Belonging and taking are two aspects of human existence that have a particular resonance now, but not only now. They have always been important. Ways in which various characters seek belonging and either take or have things they treasure taken are central to a novel filled with hard times and grace notes.
Emily St. John Mandel's The Glass Hotel traces the lives of several characters that cross each other's paths and dip in and out of each other's lives. Paul has lived on both sides of the great Canadian country, from an isolated village at the tip of Vancouver Island to Toronto. As a teenager, he is sent back to his father, stepmother and half-sister to live in Caiette. He sees his sister scrawl graffiti with acid pen on a window. His sister, Vincent, is suspended from school for a short spell. Her beloved mother soon disappears one day while out in her own little boat.
Paul goes back to Toronto, pretends to study at university while as deep as ever in his drug addictions. He is enthralled by a musician and her band. When a death occurs that he is responsible for, he runs back to the west coast. His sister, now grown, is tending bar at a hotel at that island which is more suited to fantasy than reality, with giant glass windows that show the beautiful wilderness while not requiring the rich patrons to engage with it.
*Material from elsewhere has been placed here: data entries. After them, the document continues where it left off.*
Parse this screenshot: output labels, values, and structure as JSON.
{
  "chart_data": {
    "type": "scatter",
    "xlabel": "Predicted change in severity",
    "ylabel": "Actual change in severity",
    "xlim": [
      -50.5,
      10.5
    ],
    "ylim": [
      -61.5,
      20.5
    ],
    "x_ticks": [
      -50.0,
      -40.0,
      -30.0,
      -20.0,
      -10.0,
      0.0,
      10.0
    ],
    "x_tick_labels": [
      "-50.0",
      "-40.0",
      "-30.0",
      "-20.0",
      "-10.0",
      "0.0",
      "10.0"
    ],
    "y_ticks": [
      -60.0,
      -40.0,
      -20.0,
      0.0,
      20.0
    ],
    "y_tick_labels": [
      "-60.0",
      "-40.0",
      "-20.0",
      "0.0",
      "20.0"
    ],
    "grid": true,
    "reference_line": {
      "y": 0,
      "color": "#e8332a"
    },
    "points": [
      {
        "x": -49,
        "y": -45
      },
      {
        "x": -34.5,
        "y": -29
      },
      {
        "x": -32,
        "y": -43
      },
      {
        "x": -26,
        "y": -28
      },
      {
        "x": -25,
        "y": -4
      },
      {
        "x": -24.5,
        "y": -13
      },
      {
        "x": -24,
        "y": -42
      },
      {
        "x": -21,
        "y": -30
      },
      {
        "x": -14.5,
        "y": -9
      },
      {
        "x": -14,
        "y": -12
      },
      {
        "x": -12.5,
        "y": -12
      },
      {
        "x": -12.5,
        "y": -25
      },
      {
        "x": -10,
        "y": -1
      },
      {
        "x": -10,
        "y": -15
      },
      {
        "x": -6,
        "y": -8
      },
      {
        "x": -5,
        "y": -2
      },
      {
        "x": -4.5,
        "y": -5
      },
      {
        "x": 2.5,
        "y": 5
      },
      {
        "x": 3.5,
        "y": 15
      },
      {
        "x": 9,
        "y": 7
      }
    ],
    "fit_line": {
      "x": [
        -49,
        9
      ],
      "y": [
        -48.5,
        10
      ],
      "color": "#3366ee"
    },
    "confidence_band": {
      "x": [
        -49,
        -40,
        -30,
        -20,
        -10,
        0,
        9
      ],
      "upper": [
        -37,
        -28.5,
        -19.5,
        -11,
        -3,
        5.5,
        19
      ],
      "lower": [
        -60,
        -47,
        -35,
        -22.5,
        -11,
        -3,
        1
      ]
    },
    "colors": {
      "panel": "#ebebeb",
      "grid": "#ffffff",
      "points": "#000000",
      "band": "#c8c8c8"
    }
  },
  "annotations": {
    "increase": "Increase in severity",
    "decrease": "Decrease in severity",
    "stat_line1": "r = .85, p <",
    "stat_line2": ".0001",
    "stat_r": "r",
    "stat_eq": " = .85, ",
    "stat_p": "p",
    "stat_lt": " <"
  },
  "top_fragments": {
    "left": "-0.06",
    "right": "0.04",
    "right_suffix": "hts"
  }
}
Vincent enchants a rich investment fund owner who has purchased the hotel and is soon accompanying him around the world. She feels a fraud, even though she is fond of him. But Jonathan Alkaitis is a taker as well. He has orchestrated a Madoff-size Ponzi scheme for decades and doesn't even marry Vincent, paying her handsomely instead. When he is arrested, it is easy for her to disappear.
The night that Vincent meets Jonathan, a hooded figure inscribes the phrase "Why don't you swallow broken glass?" on one of the hotel lobby's windows with an acid pen, the same instrument Vincent used once as a teenager. Paul thinks the man who has been sitting in the lobby is Alkaitis, but it is another man who will be affected by him. Decades later, this man will be hired as a consultant by his former firm to investigate the disappearance of a female cook from a shipping vessel.
Going back in time, one day while Vincent is shopping in Manhattan, she and her acquaintance are spotted by a former artist who, it turns out, once painted Alkaitis's late brother. Lucas also was a painter and was idolized by his younger brother. The former artist becomes one of Alkaitis’s favorite clients.
These are the bare bones of what happens in the novel. But they don't convey the rich way in which lives intersect and the way people affect each other. Vincent is the center of this particular narrative, but other novels could have been centered on any of them.
The intersections and the interactions are the heart of the book, and bring to mind the richness of a similar storytelling method used just as successfully as Kate Atkinson. The way each character seeks to belong, and the grace notes for those who succeed, are brilliant. Each character also is a taker. Some take more than others, some do it knowingly and without shame. All of them are affected by the taking.
The search to belong and the taking are conveyed not only in the lives and souls of the individual characters. They also are present in the parts of the novel that personalize issues happening to this day. The story of an older couple who lose everything financially, except for a rickety RV, and travel the country working in warehouses and campgrounds, is a reality.
The Glass Hotel, befitting a setting as out of the drear reality as this structure is, also shifts with dimensions. One character spends more and more interior time in locations once visited. More than one character sees other characters after their deaths. Are they really there? Or are they projections of wishes and guilty feelings? Denizens of The Great Northern in Twin Peaks would feel kinship within these passages.
The concluding episodes bring resolution to many of the characters, and a feeling of peace. One of the best belongs to a character who worked at the hotel, and reflects on 10 years of being its sole caretaker in the times that follow its heyday. The sense of calm feels earned and deserved; it is not something this character took but which was sought as a way to belong in the world.
"Sweep me up" is what Vincent wrote on the window as a teen. Life does sweep her up, and so does the sense of what matters most at the end of the novel. It was a lovely way to say goodbye, and hello.
P.S. I did finish the book in last week’s diary, The Mercies, and was disappointed. The story set-up had great potential as historical fiction in which women carry on after the men in the village die in a fishing accident. But the story, based on a 1620 incident, descended into witch trial porn and an unconvincing romance.